Peminjam dalam akad qardh bertanggung jawab sejak awal untuk mengembalikan barang, baik barang itu rusak atau dia merugi, atau untung. Sedangkan dalam wadi’ah, si penerima titipan hanya bertanggung jawab bila terjadi keteledoran dari pihaknya. Ini berdasarkan sabda Rasulullah SAW, ”Tidak ada tanggung jawab atas diri penerima titipan.” (HR. Ibnu Majah, Ad-Daraquthni dan Al-Baihaqi, tapi sayang sanadnya dhaif).[1] Tapi bila barang rusak bukan karena keteledorannya maka dia tidak bertanggung jawab. Misal, mobil yang dititipkan hilang dibawa perampok, bila tempat penitipan menyimpannya di luar dan tidak dikunci berarti dia teledor dan bertanggung jawab kepada pemilik titipan, tapi bila dia sudah menyimpannya dengan benar sesuai prosedur kemudian diambil perampok yang berjumlah besar sehingga dia memang tidak sanggup melawannya, maka dia tidak bertanggung jawab untuk mengganti mobil itu.
b.   Pihak yang menerima pinjaman dilarang memberikan insentif kepada pihak yang meminjamkan atas dasar pinjaman itu berdasarkan kaidah, ”Setiap pinjaman yang mendatangkan keuntungan adalah riba.” Kecuali bila insentif itu diberikan setelah melunasi pinjaman dan tidak disyaratkan sebelumnya. Berbeda dengan wadi’ah, di mana si penerima titipan berhak memberi bonus kepada orang yang menitipkan barang kepadanya tanpa syarat.
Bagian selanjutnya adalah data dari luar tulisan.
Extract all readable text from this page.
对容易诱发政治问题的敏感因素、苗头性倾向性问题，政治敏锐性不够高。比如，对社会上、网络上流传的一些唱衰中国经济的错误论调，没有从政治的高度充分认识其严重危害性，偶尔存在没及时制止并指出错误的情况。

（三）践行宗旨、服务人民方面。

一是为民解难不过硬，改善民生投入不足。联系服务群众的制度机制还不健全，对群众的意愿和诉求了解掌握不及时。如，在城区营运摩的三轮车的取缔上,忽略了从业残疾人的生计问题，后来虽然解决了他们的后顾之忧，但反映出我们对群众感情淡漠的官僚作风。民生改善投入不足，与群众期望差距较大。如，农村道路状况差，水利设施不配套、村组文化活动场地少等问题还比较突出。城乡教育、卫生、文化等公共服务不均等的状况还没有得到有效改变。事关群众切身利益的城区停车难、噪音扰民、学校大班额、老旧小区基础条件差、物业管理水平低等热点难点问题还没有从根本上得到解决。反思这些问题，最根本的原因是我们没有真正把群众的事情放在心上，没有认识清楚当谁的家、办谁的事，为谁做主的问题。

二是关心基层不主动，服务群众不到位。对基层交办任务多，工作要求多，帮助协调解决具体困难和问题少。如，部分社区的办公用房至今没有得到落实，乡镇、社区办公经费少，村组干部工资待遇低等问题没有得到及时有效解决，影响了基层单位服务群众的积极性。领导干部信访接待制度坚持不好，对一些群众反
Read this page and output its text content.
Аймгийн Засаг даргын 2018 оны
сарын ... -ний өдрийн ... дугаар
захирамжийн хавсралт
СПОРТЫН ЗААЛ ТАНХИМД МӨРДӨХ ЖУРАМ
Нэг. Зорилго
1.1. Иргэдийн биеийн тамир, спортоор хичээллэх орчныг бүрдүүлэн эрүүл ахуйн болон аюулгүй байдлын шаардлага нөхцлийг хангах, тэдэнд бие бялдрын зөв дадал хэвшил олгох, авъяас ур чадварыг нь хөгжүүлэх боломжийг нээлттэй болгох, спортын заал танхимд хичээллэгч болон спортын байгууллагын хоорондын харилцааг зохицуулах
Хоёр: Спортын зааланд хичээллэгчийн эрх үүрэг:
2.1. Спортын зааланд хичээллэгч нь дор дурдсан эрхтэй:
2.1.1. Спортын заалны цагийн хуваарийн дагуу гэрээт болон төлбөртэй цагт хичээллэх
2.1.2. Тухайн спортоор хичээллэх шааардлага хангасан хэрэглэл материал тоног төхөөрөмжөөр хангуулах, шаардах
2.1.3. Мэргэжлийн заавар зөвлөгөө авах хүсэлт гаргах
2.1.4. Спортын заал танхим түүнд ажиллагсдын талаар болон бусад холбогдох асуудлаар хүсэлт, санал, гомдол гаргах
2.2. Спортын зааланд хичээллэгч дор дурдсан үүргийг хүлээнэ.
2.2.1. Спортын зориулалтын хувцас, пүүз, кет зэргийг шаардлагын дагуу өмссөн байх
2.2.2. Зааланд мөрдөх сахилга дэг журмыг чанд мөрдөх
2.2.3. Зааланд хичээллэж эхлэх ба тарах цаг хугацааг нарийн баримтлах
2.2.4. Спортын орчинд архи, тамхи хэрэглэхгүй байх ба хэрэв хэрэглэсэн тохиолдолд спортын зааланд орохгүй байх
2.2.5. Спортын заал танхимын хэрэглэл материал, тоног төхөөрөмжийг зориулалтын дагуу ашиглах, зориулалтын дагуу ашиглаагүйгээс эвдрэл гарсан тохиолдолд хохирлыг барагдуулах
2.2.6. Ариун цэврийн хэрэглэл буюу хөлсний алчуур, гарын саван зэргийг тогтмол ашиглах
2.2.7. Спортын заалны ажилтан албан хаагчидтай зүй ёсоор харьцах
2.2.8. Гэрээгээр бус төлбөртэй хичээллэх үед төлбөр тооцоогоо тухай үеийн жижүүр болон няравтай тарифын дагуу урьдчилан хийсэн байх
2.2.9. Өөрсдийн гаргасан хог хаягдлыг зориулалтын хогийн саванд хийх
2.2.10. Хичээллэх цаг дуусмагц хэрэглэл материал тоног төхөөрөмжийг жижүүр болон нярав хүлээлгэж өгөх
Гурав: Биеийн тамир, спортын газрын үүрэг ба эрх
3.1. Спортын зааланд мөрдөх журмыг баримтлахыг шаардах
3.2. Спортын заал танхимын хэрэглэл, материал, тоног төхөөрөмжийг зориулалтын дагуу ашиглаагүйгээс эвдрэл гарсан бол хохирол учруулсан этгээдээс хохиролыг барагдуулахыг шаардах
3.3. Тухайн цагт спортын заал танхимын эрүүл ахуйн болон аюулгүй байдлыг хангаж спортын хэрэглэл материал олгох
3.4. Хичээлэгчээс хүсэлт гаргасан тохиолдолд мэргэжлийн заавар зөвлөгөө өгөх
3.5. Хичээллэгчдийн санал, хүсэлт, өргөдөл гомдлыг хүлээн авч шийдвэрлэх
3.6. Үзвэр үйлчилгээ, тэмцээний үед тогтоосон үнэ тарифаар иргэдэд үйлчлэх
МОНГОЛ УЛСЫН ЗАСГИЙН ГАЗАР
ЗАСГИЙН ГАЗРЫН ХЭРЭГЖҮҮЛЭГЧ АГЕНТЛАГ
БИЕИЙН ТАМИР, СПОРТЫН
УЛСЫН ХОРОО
Setelah menetapkan bahwa tabungan di bank adalah qardh maka berlakulah salah satu hukum penting dalam akad ini yaitu larangan menerima hadiah atas dasar pinjaman.
Berbeda halnya dengan pemberian hadiah atau melebihkan pembayaran tanpa disyaratkan sejak awal akad, tapi hanya berdasarkan kerelaan si kreditur, maka itu diperbolehkan berdasarkan hadits dari Abu Hurairah ra, bahwa Rasulullah shallallahu alaihi wa sallam pernah punya utang hewan kemudian beliau membayar dengan hewan yang lebih baik dari yang beliau pinjam. (HR. Al-Bukhari, Muslim dan At-Tirmidzi).[2] 
Juga hadits dari Jabir yang diriwayatkan oleh Al-Bukhari dalam Shahihnya dimana Nabi shallallahu alaihi wa sallam punya utang kepadanya dan beliau membayar utang itu dengan jumlah yang lebih.[3]
Dalam kaidah fikih disebutkan, ”Setiap utang yang menyeret manfaat maka itu adalah riba”. Maksudnya, bila lantaran utang tersebut ada manfaat tertentu yang diperoleh salah satu pihak, baik debitur maupun kreditur dan manfaat itu bukan buah asli dari utang itu sendiri maka itu termasuk riba yang diharamkan.
Dalam hal ini ada kesepakatan dari seluruh ulama Islam tentang keharaman manfaat dari utang yang disyaratkan sejak awal. Manfaat tersebut bisa berbentuk tambahan pengembalian dari pokok utang (bunga), bisa pula manfaat non materi, misalnya seseorang mengutangkan uang dengan syarat yang berutang ini harus bekerja beberapa hari padanya tanpa diupah, atau harus mengantarnya ke suatu tempat dengan kendaraan milik si pengutang.
Demikian pula dengan hadiah bagi nasabah yang mempunyai saldo tabungan di sebuah bank. Dalam hal ini pembicaraan kita hanya pada bank konvensional, karena tabungan nasabah dalam bank ini statusnya adalah qardh. Sedangkan pada bank syariah ada syubhat bahwa akad yang terjadi antara bank dengan nasabah adalah akad mudharabah atau wadi’ah. Maka, harus kita tangguhkan dulu status tabungan pada bank syariah atau yang mengatasnamakan syari’ah itu di pembahasan tersendiri.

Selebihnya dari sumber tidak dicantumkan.